Amazon Files Patent Application for Pay-by-Selfie

Amazon, the e-commerce mega store, plans to verify buyers using selfies. Rather than using a password, selfie authentication ensures more online security for users, says the company, noting the inherent weaknesses with password authentication. Passwords can be stolen and used by impersonators, plus they are difficult to remember, and entering passwords on mobile devices is not the most user-friendly of endeavors because of the small touchscreens involved.

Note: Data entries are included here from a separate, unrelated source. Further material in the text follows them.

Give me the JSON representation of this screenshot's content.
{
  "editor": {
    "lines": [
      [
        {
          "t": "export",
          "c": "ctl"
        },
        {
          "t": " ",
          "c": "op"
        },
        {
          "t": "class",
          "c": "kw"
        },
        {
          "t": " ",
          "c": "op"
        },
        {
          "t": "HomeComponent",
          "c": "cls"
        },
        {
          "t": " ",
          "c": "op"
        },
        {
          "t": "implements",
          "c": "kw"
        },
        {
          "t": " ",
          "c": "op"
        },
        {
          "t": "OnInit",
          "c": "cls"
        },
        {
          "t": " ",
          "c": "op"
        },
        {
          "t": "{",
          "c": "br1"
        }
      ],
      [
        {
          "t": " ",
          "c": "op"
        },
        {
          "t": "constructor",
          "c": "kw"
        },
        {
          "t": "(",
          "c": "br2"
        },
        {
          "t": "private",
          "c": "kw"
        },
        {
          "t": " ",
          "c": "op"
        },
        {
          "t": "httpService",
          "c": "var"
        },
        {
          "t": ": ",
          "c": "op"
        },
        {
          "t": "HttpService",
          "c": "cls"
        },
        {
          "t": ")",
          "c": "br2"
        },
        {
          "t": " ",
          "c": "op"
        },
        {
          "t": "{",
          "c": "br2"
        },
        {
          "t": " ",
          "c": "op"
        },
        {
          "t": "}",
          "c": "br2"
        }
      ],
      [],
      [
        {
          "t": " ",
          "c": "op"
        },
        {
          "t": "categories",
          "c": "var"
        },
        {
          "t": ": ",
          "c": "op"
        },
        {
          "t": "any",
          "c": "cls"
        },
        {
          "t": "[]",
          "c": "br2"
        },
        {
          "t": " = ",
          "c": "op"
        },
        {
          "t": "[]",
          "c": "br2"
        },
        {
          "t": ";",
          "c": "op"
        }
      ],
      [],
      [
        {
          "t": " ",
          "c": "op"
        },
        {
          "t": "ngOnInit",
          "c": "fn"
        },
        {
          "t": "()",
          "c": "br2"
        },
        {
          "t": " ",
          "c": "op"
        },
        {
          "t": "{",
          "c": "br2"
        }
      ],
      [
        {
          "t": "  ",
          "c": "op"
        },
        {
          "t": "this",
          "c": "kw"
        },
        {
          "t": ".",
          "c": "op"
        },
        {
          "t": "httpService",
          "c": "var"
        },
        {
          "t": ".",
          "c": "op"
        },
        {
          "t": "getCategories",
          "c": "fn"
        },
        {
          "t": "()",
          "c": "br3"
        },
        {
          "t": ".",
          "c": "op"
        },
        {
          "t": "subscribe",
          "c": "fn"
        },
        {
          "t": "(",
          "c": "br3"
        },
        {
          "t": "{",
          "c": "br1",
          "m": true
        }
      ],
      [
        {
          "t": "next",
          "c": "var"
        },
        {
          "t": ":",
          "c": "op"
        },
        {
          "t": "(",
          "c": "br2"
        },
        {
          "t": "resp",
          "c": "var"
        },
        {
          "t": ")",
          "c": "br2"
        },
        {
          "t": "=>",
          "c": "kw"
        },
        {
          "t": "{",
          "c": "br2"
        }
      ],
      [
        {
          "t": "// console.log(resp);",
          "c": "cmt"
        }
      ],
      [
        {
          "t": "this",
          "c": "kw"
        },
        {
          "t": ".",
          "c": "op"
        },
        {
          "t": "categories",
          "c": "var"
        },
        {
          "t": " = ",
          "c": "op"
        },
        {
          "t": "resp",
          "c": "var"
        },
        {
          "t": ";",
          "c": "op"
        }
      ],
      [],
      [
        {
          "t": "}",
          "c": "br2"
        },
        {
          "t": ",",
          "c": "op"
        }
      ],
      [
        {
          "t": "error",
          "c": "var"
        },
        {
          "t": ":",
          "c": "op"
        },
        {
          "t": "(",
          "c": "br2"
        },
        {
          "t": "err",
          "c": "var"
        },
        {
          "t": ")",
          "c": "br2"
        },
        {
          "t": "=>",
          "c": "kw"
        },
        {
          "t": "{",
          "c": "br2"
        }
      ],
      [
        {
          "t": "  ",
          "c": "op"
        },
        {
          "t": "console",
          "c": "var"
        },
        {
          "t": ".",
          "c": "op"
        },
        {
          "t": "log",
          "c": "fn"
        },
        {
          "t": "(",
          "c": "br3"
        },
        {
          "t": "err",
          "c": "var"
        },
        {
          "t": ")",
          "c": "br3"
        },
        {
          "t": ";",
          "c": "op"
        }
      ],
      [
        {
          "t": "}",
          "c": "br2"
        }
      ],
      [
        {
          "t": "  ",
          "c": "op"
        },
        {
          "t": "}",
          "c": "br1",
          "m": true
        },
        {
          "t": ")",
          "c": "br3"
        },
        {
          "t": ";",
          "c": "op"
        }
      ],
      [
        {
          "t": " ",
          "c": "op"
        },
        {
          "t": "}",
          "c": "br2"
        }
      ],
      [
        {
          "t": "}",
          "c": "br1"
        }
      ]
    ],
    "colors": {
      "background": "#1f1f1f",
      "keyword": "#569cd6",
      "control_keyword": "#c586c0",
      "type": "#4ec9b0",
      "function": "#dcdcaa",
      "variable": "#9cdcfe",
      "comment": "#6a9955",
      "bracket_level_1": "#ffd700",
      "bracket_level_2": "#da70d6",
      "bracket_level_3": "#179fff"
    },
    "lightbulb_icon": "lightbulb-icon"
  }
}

Online shoppers tend to keep a list of passwords on their devices, or choose short and simple ones that are easy to remember. These practices also make password authentication less than optimal from an identity protection standpoint.

Critics have questioned whether fraudulent payments could be made with the selfie system, but Amazon says that this cannot occur with a randomly generated verification process. In its patent application, the firm describes a process in which users are asked to perform specific motions, gestures or actions in view of the camera, which will help to verify that the image involve corresponds to an actual human being.

The system will be able to detect natural human movements, like blinking; if the movements cannot be deciphered for some reason, the system prompts users to blink only the left eye or make other specific motion. Additionally, a thermal image of the user’s face is captured, which is offers very different information than the image of a piece of paper, for example.

While selfie-pay sounds futuristic, other companies have already made the plunge. Google introduced an experimental mobile payment system designed to allow users to make payments without taking their phone out of their pocket. Hands Free utilizes Bluetooth, wi-fi, and location services to just tell a cashier “I’ll pay with Google.” And MasterCard has launched a payment system similar to Amazon’s in which a photo is taken every time a user buys something online. This system relies on eye blinks to verify the user’s identity.